Hmmm, looks like the version in git isn't actually the live version. That's kind of annoying. I guess someone else will have to deal with this.

LeadSongDog commented 6 years ago

Oh wait, is this live data gathered from contribs at https://github.com/internetarchive/openlibrary/blame/c4d877ee6410df6f70ab45718baebe52fdf366ba/openlibrary/templates/books/edit/addfield.html#L29

tfmorris commented 6 years ago

No, it's done by editing the page at https://openlibrary.org/config/edition -- except that editing is apparently currently broken.

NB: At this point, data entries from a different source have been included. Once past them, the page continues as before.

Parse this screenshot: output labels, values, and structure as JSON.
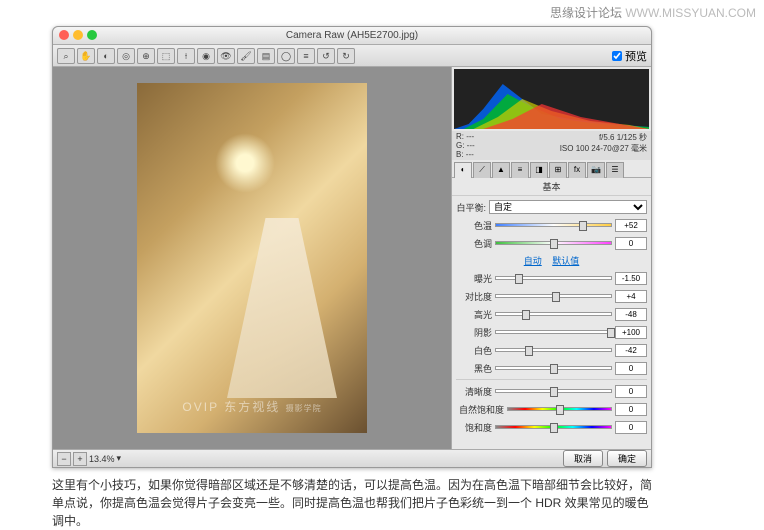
{
  "watermark": {
    "site": "思缘设计论坛",
    "url": "WWW.MISSYUAN.COM"
  },
  "window": {
    "title": "Camera Raw (AH5E2700.jpg)"
  },
  "toolbar": {
    "preview_label": "预览"
  },
  "meta": {
    "r": "R: ---",
    "g": "G: ---",
    "b": "B: ---",
    "fstop": "f/5.6",
    "shutter": "1/125 秒",
    "iso": "ISO 100",
    "lens": "24-70@27 毫米"
  },
  "panel": {
    "tab_title": "基本"
  },
  "wb": {
    "label": "白平衡:",
    "value": "自定"
  },
  "links": {
    "auto": "自动",
    "default": "默认值"
  },
  "sliders": {
    "temp": {
      "label": "色温",
      "value": "+52",
      "pos": 76
    },
    "tint": {
      "label": "色调",
      "value": "0",
      "pos": 50
    },
    "exposure": {
      "label": "曝光",
      "value": "-1.50",
      "pos": 20
    },
    "contrast": {
      "label": "对比度",
      "value": "+4",
      "pos": 52
    },
    "highlights": {
      "label": "高光",
      "value": "-48",
      "pos": 26
    },
    "shadows": {
      "label": "阴影",
      "value": "+100",
      "pos": 100
    },
    "whites": {
      "label": "白色",
      "value": "-42",
      "pos": 29
    },
    "blacks": {
      "label": "黑色",
      "value": "0",
      "pos": 50
    },
    "clarity": {
      "label": "清晰度",
      "value": "0",
      "pos": 50
    },
    "vibrance": {
      "label": "自然饱和度",
      "value": "0",
      "pos": 50
    },
    "saturation": {
      "label": "饱和度",
      "value": "0",
      "pos": 50
    }
  },
  "footer": {
    "zoom": "13.4%",
    "cancel": "取消",
    "ok": "确定"
  },
  "ovip": {
    "big": "OVIP 东方视线",
    "small": "摄影学院"
  },
  "article": {
    "text": "这里有个小技巧，如果你觉得暗部区域还是不够清楚的话，可以提高色温。因为在高色温下暗部细节会比较好，简单点说，你提高色温会觉得片子会变亮一些。同时提高色温也帮我们把片子色彩统一到一个 HDR 效果常见的暖色调中。"
  }
}
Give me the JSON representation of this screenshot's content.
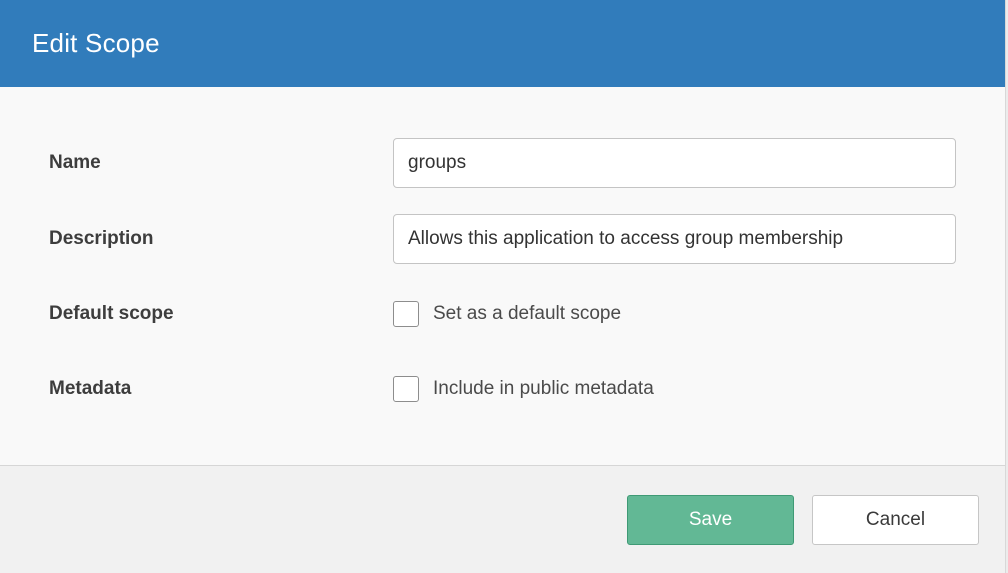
{
  "dialog": {
    "title": "Edit Scope"
  },
  "form": {
    "name": {
      "label": "Name",
      "value": "groups"
    },
    "description": {
      "label": "Description",
      "value": "Allows this application to access group membership"
    },
    "default_scope": {
      "label": "Default scope",
      "checkbox_label": "Set as a default scope",
      "checked": false
    },
    "metadata": {
      "label": "Metadata",
      "checkbox_label": "Include in public metadata",
      "checked": false
    }
  },
  "footer": {
    "save_label": "Save",
    "cancel_label": "Cancel"
  },
  "colors": {
    "header": "#317cbb",
    "save_button": "#62b895"
  }
}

We're going to move things back to git though. I'm going to delete the PR and start from scratch.

tfmorris commented 6 years ago

Oops! I'll leave this issue open, but delete the associate PR.

LeadSongDog commented 2 years ago

@mekarpeles I am pretty sure that /config/editions is not yet fixed. It seems not to admit corrective edits.

Something else weird is happening: Administrator has made a ridiculous number of edits to /config/edition with each appending one blank line. See the page’s edit history for the diffs.